It was just after the ascent of the chilly evening, against a flowered sky.
I was walking against the red walls and the polluted river, where small cranes and storks stood in the muck and flowers bloomed in the trashy banks. A book in hand (Murakami’s dreamy world of libraries and crows and magic) and my sister’s growing palm against mine. She talked my ear off as I kept an eye on the shifting moon, the purple skies- as I slowly learnt to appreciate nature so that I could capture it, could write it in its truest forms. As her voice entered my ears and I nodded to her with a laugh, I heard another. The laughter of a boy, low like the school bells, coming from the open door of a car. I pause. My sister looks at me in confusion, wondering how my fast steps faded in an instant. I watch a denim leg peak out, the ending of a pink shirt. I want to peer into the car, watch his face. Find out if it was him, the him from my own dusty memories. But I sigh, and I pull my sister behind me. We’re walking, but it seemed as if I was walking towards another memory.
And I lose myself in the citylights. Again.

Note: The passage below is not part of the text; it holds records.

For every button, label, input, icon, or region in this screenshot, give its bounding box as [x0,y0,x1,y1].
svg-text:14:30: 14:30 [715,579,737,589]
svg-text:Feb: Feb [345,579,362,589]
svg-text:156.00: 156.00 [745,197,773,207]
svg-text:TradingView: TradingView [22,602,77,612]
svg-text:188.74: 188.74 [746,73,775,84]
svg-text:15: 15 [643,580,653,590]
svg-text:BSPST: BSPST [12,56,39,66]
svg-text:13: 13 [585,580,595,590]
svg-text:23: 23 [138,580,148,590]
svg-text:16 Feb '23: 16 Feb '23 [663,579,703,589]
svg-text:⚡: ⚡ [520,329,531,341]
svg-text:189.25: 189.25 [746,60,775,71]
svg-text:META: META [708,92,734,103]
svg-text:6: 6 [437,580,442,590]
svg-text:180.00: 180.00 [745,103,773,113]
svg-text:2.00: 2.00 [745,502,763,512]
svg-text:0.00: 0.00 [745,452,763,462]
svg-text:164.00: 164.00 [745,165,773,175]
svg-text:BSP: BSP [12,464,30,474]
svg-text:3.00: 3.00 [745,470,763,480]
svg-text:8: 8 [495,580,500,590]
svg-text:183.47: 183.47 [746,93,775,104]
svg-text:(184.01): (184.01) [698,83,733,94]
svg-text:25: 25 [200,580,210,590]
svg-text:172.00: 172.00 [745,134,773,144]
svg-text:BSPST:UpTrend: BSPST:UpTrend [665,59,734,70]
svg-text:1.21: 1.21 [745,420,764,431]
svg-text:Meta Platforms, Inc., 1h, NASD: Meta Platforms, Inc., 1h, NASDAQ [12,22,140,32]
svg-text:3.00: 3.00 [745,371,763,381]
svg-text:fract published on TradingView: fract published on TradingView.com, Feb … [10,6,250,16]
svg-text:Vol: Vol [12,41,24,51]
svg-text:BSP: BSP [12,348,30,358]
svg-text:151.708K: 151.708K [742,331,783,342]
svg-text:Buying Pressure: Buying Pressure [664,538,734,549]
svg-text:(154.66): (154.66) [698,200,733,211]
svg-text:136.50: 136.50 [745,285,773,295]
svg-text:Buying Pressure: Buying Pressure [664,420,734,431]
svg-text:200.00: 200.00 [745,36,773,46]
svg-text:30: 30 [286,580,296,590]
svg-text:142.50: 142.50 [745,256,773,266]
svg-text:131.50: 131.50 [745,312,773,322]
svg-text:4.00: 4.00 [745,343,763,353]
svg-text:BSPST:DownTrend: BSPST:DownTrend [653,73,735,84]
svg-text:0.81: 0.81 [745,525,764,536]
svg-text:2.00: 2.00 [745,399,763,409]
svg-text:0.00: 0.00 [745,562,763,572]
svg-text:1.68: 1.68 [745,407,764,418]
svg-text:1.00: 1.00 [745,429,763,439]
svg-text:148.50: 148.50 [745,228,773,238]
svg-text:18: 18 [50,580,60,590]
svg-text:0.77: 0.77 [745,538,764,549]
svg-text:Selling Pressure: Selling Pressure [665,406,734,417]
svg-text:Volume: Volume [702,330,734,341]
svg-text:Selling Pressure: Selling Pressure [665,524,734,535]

I’m six with the curliest hair in the world, a yellow tie I always despised to wear. Perhaps because I was forever in competition with the boy. He was a bit on the healthier side, which made him so likeable. But I found myself competing and challenging him every time. Our mothers were friends (are they still? I question my memory, but then I remember they’re only familiar on an app my mother never uses), and so I saw him every day. He would laugh at my antics and the way I ferociously outdid him the times we did English. He was good at spelling, me at grammar. I won silver in the Olympiads, he gold. It’s now that I realize how I tried because he would be the apple of my parents’ praise. And how I hated to be compared.
I think he and I became friends in fourth grade: being in the same class and seated next to each other like magnets. He would pick on the dosas I would get for lunch and I would fuss over them every time. His pen would streak my hand and I would squeal at him, running mine over his skin-colour shirt. In computer, he would whisper a question and I would type the answer out. I fetched his football, he watched me swim lengths at the neighbouring pool. He was the prefect and ensured I tied my ribbons every day. And then he would pull at my plaits in jest whilst I screamed in anger. And perhaps fun, I smile to myself as I pick a book.

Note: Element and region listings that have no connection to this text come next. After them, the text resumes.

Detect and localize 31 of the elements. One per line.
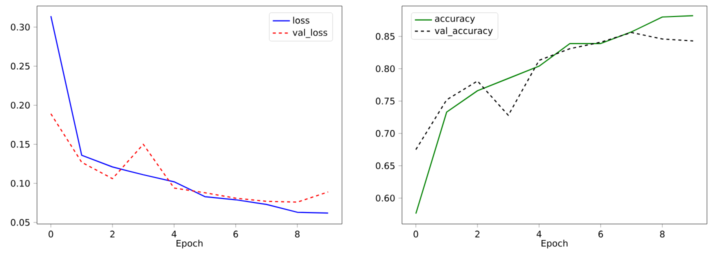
x-tick-label: 8	[295, 230, 300, 238]
legend-label: accuracy	[435, 16, 475, 24]
y-tick-label: 0.15	[10, 140, 30, 148]
legend-label: loss	[293, 16, 310, 24]
y-tick-label: 0.10	[10, 180, 30, 187]
line-series	[50, 16, 329, 214]
y-tick-label: 0.70	[376, 130, 395, 137]
line-series	[415, 15, 694, 214]
x-tick-label: 4	[172, 230, 176, 238]
x-tick-label: 2	[110, 230, 114, 238]
legend-label: val_loss	[292, 28, 328, 38]
y-tick-label: 0.80	[376, 65, 395, 72]
x-tick-label: 4	[536, 230, 542, 238]
x-tick-label: 6	[598, 230, 603, 238]
line-series	[50, 113, 329, 203]
x-tick-label: 8	[660, 230, 665, 238]
legend-label: val_accuracy	[434, 27, 493, 36]
x-tick-label: 0	[414, 230, 418, 238]
x-tick-label: 0	[48, 230, 54, 238]
y-tick-label: 0.60	[376, 194, 395, 202]
y-tick-label: 0.25	[10, 62, 30, 70]
x-tick-label: 6	[233, 230, 238, 238]
y-tick-label: 0.30	[10, 24, 30, 30]
y-tick-label: 0.05	[10, 219, 30, 226]
y-tick-label: 0.20	[10, 102, 30, 109]
y-tick-label: 0.85	[376, 32, 395, 40]
x-axis-title: Epoch	[542, 240, 568, 248]
y-tick-label: 0.75	[376, 98, 395, 104]
x-tick-label: 2	[475, 230, 480, 238]
y-tick-label: 0.65	[376, 162, 395, 170]
x-axis-title: Epoch	[176, 240, 203, 248]
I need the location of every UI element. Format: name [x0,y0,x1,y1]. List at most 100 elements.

I remember the look he gave me when the teacher laid out four gold medals on the first bench. But I see only a silhouette now, memory fading like ink on a long-written book. Then it clears up and I see wonderment in those brown eyes. I see the curiousity and the pride he had in me. We were in different classes in fifth grade, and he made his way to call me into his class with a smile. He looked proud of me, and I returned his smile. He even placed those medals on my neck, and I felt the heat of his pride flowing down my dress.
We’re at the same library as when he received his spelling trophy. I won just a participation certificate, but I remember clapping so hard for him. His flushed cheeks, his smile. The way his face turned very jovial as he held the cool gold in his trembling palms. I wonder if he’d noticed the pride in me behind the twisted curls and the smile and the claps. I do wonder whether we’d been friends.
I thought I was memorable enough for people to remember. I looked in the mirror and thought friends and classmates of the old school I left would see me on the streets and call out. They’d embrace me, they’d ask me about days, they’d tell me to meet them and play. But it seems (it feels like the passage of life) that no one did. Everyone forgot I existed, even as I held on to those memories of a childhood. Like I’d never been part of them at first, they conveniently let go of every speck of my being, forgetting I had touched parts of those walls, those stairs, that auditorium. I was hoping on a cliff, I think. But even as I stand on the fringe of it, there’s the ocean underneath. It’ll cushion my fall, I’m sure. I’m sure.